BRASIL. Somente no ano passado o Brasil registrou 1.070.215 casos de violações (qualquer fato que atente ou viole os direitos humanos de uma vítima. Ex. Maus tratos, exploração sexual, tráfico de pessoas) contra a pessoa idosa. Considerando somente os seis primeiros de 2026, o país contabilizou 642.938 casos. Os números são do Painel Dados do Ministério de Direitos Humanos e Cidadania (MDHC).
Em um recorte regional, Santa Catarina fechou o primeiro semestre de 2026 com 21.342 casos, 12,20% a mais no comparativo com os seis primeiros de 2025, que teve 19.020 casos.
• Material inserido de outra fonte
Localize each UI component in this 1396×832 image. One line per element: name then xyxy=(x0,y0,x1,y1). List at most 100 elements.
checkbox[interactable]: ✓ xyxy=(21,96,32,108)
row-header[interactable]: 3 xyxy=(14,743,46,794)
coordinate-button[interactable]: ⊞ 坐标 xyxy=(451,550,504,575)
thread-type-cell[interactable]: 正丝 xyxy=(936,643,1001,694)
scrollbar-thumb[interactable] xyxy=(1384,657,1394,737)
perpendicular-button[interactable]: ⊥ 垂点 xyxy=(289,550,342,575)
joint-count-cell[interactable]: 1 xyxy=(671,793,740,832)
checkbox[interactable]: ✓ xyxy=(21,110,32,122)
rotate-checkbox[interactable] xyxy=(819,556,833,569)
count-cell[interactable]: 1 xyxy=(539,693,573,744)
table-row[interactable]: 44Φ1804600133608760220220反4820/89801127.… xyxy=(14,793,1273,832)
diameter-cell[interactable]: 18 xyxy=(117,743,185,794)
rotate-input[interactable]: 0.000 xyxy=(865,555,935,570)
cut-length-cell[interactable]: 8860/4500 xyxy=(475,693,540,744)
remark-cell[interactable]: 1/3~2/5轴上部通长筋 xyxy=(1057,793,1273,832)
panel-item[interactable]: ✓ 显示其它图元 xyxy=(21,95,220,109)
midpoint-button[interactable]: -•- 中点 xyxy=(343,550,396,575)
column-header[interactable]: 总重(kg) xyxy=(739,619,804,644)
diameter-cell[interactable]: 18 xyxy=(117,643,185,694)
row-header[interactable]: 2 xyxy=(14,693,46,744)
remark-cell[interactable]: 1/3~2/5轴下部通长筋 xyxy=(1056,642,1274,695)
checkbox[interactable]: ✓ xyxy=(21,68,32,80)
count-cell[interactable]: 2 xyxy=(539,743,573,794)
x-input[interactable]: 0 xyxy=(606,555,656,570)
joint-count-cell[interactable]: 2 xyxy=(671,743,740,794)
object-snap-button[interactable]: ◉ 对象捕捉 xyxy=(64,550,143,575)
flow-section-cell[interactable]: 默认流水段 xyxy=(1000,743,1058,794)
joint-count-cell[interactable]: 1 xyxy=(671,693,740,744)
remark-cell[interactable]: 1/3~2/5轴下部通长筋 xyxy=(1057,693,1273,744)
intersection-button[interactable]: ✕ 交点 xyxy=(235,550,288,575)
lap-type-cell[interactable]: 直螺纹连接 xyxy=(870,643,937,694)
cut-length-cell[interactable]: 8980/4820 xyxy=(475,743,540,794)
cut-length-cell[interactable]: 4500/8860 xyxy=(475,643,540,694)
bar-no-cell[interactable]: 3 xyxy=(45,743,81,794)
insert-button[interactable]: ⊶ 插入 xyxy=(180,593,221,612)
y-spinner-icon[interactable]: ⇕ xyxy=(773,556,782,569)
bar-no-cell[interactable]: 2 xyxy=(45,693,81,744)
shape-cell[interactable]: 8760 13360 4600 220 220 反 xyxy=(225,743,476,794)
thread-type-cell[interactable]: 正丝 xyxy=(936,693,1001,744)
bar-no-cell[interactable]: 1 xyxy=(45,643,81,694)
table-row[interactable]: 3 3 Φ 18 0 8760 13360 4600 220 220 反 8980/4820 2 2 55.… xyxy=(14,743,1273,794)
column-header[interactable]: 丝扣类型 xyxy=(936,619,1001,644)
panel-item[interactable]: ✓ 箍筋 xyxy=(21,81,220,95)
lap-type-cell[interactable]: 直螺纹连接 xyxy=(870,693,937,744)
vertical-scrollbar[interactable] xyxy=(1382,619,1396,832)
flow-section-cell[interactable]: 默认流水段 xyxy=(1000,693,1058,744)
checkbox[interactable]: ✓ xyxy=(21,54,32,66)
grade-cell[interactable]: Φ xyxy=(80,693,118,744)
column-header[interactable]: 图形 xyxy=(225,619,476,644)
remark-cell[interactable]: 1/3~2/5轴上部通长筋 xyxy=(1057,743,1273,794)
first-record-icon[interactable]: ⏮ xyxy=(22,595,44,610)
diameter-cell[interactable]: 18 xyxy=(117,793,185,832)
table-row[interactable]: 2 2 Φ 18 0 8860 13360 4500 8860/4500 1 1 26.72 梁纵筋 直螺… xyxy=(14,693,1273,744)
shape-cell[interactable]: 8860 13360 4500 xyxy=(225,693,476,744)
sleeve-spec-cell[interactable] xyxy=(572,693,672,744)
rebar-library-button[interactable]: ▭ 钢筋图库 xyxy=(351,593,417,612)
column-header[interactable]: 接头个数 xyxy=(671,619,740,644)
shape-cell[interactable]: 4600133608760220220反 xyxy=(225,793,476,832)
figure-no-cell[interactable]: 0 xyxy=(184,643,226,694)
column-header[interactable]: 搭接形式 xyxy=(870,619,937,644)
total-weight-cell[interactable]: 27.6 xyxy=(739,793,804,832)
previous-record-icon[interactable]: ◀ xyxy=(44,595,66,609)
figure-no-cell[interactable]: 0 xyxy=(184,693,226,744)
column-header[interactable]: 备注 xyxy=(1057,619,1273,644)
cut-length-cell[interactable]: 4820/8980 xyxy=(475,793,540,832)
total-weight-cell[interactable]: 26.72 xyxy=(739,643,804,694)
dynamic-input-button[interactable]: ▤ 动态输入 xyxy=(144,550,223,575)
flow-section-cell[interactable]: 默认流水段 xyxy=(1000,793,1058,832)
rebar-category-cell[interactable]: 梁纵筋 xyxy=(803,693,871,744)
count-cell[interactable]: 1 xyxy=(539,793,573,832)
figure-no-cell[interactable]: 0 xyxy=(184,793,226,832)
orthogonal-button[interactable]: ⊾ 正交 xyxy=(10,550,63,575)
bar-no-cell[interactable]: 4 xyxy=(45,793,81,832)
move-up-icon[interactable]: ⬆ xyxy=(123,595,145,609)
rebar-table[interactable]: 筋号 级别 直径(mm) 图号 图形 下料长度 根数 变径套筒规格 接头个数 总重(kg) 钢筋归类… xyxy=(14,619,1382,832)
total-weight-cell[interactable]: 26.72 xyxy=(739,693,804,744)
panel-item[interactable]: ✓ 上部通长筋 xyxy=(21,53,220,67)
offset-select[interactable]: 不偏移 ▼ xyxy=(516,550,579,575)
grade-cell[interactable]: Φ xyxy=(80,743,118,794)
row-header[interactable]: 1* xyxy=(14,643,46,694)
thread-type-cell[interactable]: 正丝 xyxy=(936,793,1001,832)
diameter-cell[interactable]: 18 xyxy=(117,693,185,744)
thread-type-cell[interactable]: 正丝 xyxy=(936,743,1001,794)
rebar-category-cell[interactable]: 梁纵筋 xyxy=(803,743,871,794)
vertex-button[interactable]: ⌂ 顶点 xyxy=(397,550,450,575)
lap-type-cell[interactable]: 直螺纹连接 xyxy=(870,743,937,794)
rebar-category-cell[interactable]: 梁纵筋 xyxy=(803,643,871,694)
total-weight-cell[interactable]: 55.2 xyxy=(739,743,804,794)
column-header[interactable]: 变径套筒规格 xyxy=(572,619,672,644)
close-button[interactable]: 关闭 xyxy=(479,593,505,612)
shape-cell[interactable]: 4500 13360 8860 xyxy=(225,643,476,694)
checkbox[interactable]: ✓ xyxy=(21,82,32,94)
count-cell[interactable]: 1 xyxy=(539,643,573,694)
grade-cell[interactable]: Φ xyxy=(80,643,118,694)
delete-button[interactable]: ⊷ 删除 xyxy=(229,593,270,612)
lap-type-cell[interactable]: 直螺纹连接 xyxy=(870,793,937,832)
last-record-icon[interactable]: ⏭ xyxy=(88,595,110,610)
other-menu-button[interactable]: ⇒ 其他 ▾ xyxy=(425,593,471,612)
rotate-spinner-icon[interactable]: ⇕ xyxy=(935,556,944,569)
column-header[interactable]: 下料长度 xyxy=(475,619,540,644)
Na capital Florianópolis, foram registrados 1.761 casos de violações contra a pessoa idosa neste primeiro semestre, 41,44% a mais no comparativo com os seis primeiros meses de 2025, que teve um total de 1.245.
O que chama atenção ainda diante desses números do MDHC, é que há poucos registros da denúncia. Do total dos 21.342 casos registrados no primeiro semestre, apenas 2.189 denúncias protocolos de denúncias foram efetivados (Quantidade de registros que demonstra a quantidade de vezes em que os usuários buscaram a ONDH para registrarem uma denúncia. Um protocolo de denúncia pode conter uma ou mais denúncias).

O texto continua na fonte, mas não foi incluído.